While in office, Obama scoffed at the idea of missile-defense, that is, that a missile could take out another missile. The idea grew out of President Reagan’s Strategic Defensive Initiative (SDI), derided by left-wingers at the time and for years after as “Star Wars.”
According to the leftists at Mother Jones, the U.S. government “sank more than $239 billion (in 2016 dollars) into making some version of this Cold War daydream into reality, without much success.”
Whether that dollar figure provided by writer Bryan Schatz in January is accurate, really doesn’t even matter. It is money well-spent. And now that this research and development money has been spent, deploying missile-interception systems won’t be a terrible strain on the public purse because the hard part is over.
Making new missiles costs only a fraction of what it costs to design and develop those missiles. The interception vehicles may very well save America from ruin.
But the Left will still find a way to whine about those costs too. Every dollar not redistributed or spent on social welfare programs is a dollar wasted, as these people see it. And every dollar spent on defending America is an abomination in their eyes.
When seeking the presidency, Obama referred to missile defense programs as “unproven” and promised to cut them. As president, he was passive-aggressive about such programs. He undermined America’s missile defense, but eventually he supposedly acknowledged missile defense had some value.
But President Obama still put a great deal of energy into weakening America’s missile defense programs, which despite his best efforts have shown great promise in testing in recent months, successfully taking down an intercontinental ballistic missile (ICBM) on May 30. A long-range ground-based interceptor missile launched from Vandenberg Air Force Base in California hit and destroyed the ICBM launched from the U.S. Army’s Reagan Test Site on Kwajalein Atoll in the Marshall Islands.
In 2009, Obama killed President Bush’s missile defense program for the Czech Republic, Hungary, and Poland. Then he renegotiated the New START nuclear arms agreement, which curbed the U.S. missile defense arsenal while letting the Russians add to theirs.

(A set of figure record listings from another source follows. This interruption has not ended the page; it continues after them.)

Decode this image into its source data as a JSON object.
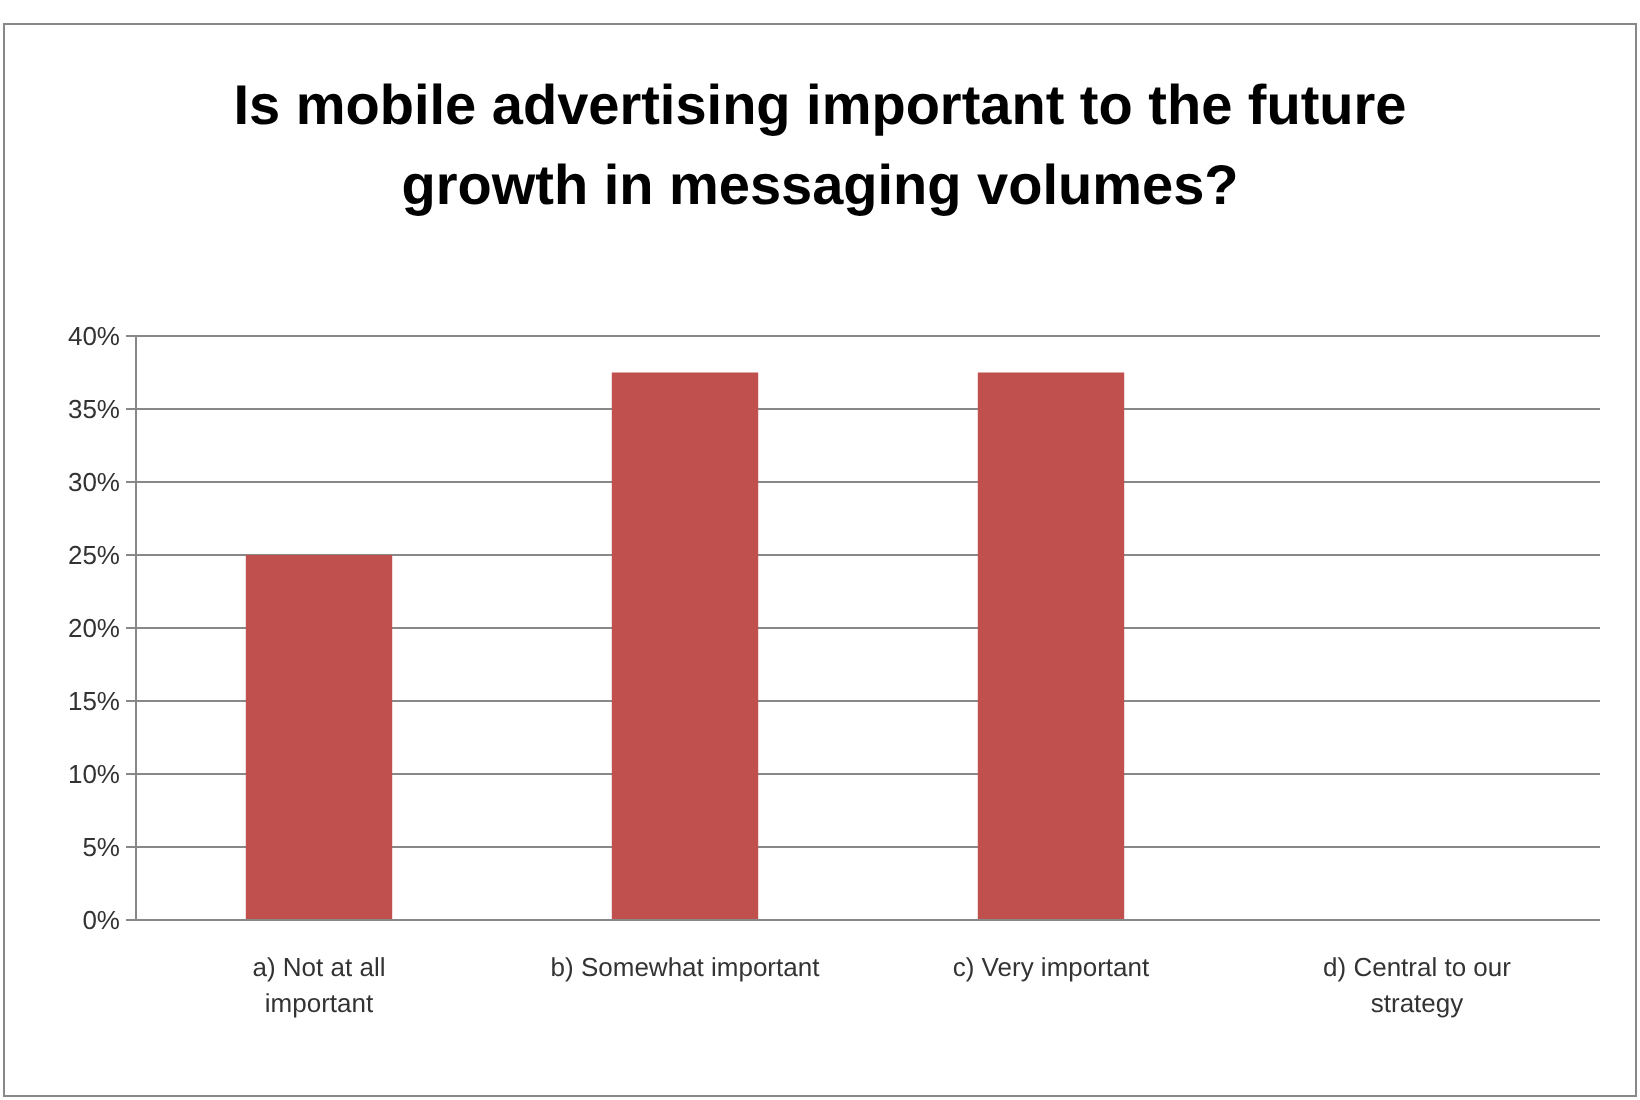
{
  "chart_data": {
    "type": "bar",
    "title": "Is mobile advertising important to the future growth in messaging volumes?",
    "categories": [
      "a)   Not at all important",
      "b)   Somewhat important",
      "c)   Very important",
      "d)   Central to our strategy"
    ],
    "values": [
      25,
      37.5,
      37.5,
      0
    ],
    "color": "#c0504d",
    "ylim": [
      0,
      40
    ],
    "yticks": [
      {
        "value": 0,
        "label": "0%"
      },
      {
        "value": 5,
        "label": "5%"
      },
      {
        "value": 10,
        "label": "10%"
      },
      {
        "value": 15,
        "label": "15%"
      },
      {
        "value": 20,
        "label": "20%"
      },
      {
        "value": 25,
        "label": "25%"
      },
      {
        "value": 30,
        "label": "30%"
      },
      {
        "value": 35,
        "label": "35%"
      },
      {
        "value": 40,
        "label": "40%"
      }
    ],
    "grid": "y"
  }
}
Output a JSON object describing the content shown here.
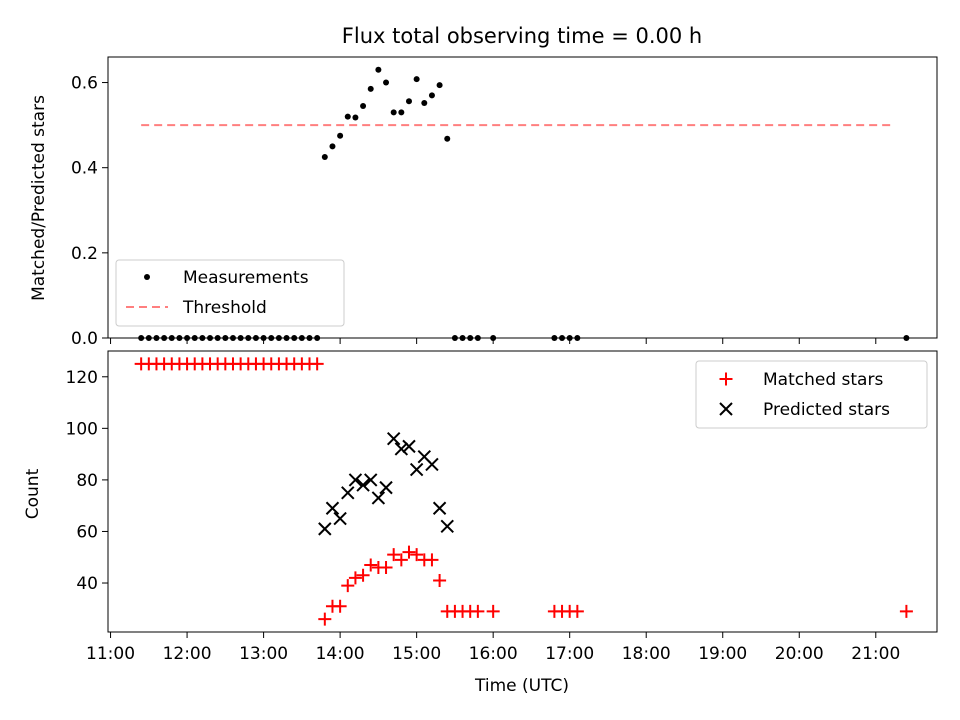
{
  "chart_data": [
    {
      "type": "scatter",
      "title": "Flux total observing time = 0.00 h",
      "xlabel": "",
      "ylabel": "Matched/Predicted stars",
      "ylim": [
        0,
        0.66
      ],
      "yticks": [
        0.0,
        0.2,
        0.4,
        0.6
      ],
      "ytick_labels": [
        "0.0",
        "0.2",
        "0.4",
        "0.6"
      ],
      "xlim": [
        "10:58",
        "21:48"
      ],
      "grid": false,
      "legend_placement": "lower-left",
      "series": [
        {
          "name": "Measurements",
          "kind": "scatter",
          "marker": "dot",
          "color": "#000000",
          "x": [
            "11:24",
            "11:30",
            "11:36",
            "11:42",
            "11:48",
            "11:54",
            "12:00",
            "12:06",
            "12:12",
            "12:18",
            "12:24",
            "12:30",
            "12:36",
            "12:42",
            "12:48",
            "12:54",
            "13:00",
            "13:06",
            "13:12",
            "13:18",
            "13:24",
            "13:30",
            "13:36",
            "13:42",
            "13:48",
            "13:54",
            "14:00",
            "14:06",
            "14:12",
            "14:18",
            "14:24",
            "14:30",
            "14:36",
            "14:42",
            "14:48",
            "14:54",
            "15:00",
            "15:06",
            "15:12",
            "15:18",
            "15:24",
            "15:30",
            "15:36",
            "15:42",
            "15:48",
            "16:00",
            "16:48",
            "16:54",
            "17:00",
            "17:06",
            "21:24"
          ],
          "y": [
            0,
            0,
            0,
            0,
            0,
            0,
            0,
            0,
            0,
            0,
            0,
            0,
            0,
            0,
            0,
            0,
            0,
            0,
            0,
            0,
            0,
            0,
            0,
            0,
            0.425,
            0.45,
            0.475,
            0.52,
            0.518,
            0.545,
            0.585,
            0.63,
            0.6,
            0.53,
            0.53,
            0.556,
            0.608,
            0.552,
            0.57,
            0.594,
            0.468,
            0,
            0,
            0,
            0,
            0,
            0,
            0,
            0,
            0,
            0
          ]
        },
        {
          "name": "Threshold",
          "kind": "line",
          "style": "dashed",
          "color": "#ff7f7f",
          "x": [
            "11:24",
            "21:12"
          ],
          "y": [
            0.5,
            0.5
          ]
        }
      ]
    },
    {
      "type": "scatter",
      "title": "",
      "xlabel": "Time (UTC)",
      "ylabel": "Count",
      "ylim": [
        21,
        130
      ],
      "yticks": [
        40,
        60,
        80,
        100,
        120
      ],
      "ytick_labels": [
        "40",
        "60",
        "80",
        "100",
        "120"
      ],
      "xlim": [
        "10:58",
        "21:48"
      ],
      "xticks": [
        "11:00",
        "12:00",
        "13:00",
        "14:00",
        "15:00",
        "16:00",
        "17:00",
        "18:00",
        "19:00",
        "20:00",
        "21:00"
      ],
      "xtick_labels": [
        "11:00",
        "12:00",
        "13:00",
        "14:00",
        "15:00",
        "16:00",
        "17:00",
        "18:00",
        "19:00",
        "20:00",
        "21:00"
      ],
      "grid": false,
      "legend_placement": "upper-right",
      "series": [
        {
          "name": "Matched stars",
          "kind": "scatter",
          "marker": "plus",
          "color": "#ff0000",
          "x": [
            "11:24",
            "11:30",
            "11:36",
            "11:42",
            "11:48",
            "11:54",
            "12:00",
            "12:06",
            "12:12",
            "12:18",
            "12:24",
            "12:30",
            "12:36",
            "12:42",
            "12:48",
            "12:54",
            "13:00",
            "13:06",
            "13:12",
            "13:18",
            "13:24",
            "13:30",
            "13:36",
            "13:42",
            "13:48",
            "13:54",
            "14:00",
            "14:06",
            "14:12",
            "14:18",
            "14:24",
            "14:30",
            "14:36",
            "14:42",
            "14:48",
            "14:54",
            "15:00",
            "15:06",
            "15:12",
            "15:18",
            "15:24",
            "15:30",
            "15:36",
            "15:42",
            "15:48",
            "16:00",
            "16:48",
            "16:54",
            "17:00",
            "17:06",
            "21:24"
          ],
          "y": [
            125,
            125,
            125,
            125,
            125,
            125,
            125,
            125,
            125,
            125,
            125,
            125,
            125,
            125,
            125,
            125,
            125,
            125,
            125,
            125,
            125,
            125,
            125,
            125,
            26,
            31,
            31,
            39,
            42,
            43,
            47,
            46,
            46,
            51,
            49,
            52,
            51,
            49,
            49,
            41,
            29,
            29,
            29,
            29,
            29,
            29,
            29,
            29,
            29,
            29,
            29
          ]
        },
        {
          "name": "Predicted stars",
          "kind": "scatter",
          "marker": "x",
          "color": "#000000",
          "x": [
            "13:48",
            "13:54",
            "14:00",
            "14:06",
            "14:12",
            "14:18",
            "14:24",
            "14:30",
            "14:36",
            "14:42",
            "14:48",
            "14:54",
            "15:00",
            "15:06",
            "15:12",
            "15:18",
            "15:24"
          ],
          "y": [
            61,
            69,
            65,
            75,
            80,
            78,
            80,
            73,
            77,
            96,
            92,
            93,
            84,
            89,
            86,
            69,
            62
          ]
        }
      ]
    }
  ]
}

In March 2012 Obama was caught on an open microphone telling then-Russian President Dmitri Medvedev to wait until after the upcoming election when he would be able to make even more concessions on missile defense.
Leftists like Obama don’t lose sleep worrying about such threats because they claim climate change, not potential nuclear missile attacks by rogue nations and terrorists, is a much more serious, pressing threat to Americans and the whole world. These people don’t take seriously the provocations of Kim Jong-un that could lead directly to the deaths of millions of Americans and South Koreans. Both Hillary Clinton and Bernie Sanders said during the election campaign last year that climate change was the greatest threat facing the United States, a claim echoed by President Obama who called climate change “a potential existential threat to the entire world if we don’t do something about it.”
But that frivolous view was rejected by the electorate last November and finally we have a president who, unlike the previous occupant of the White House, wants to protect America from foreign attack.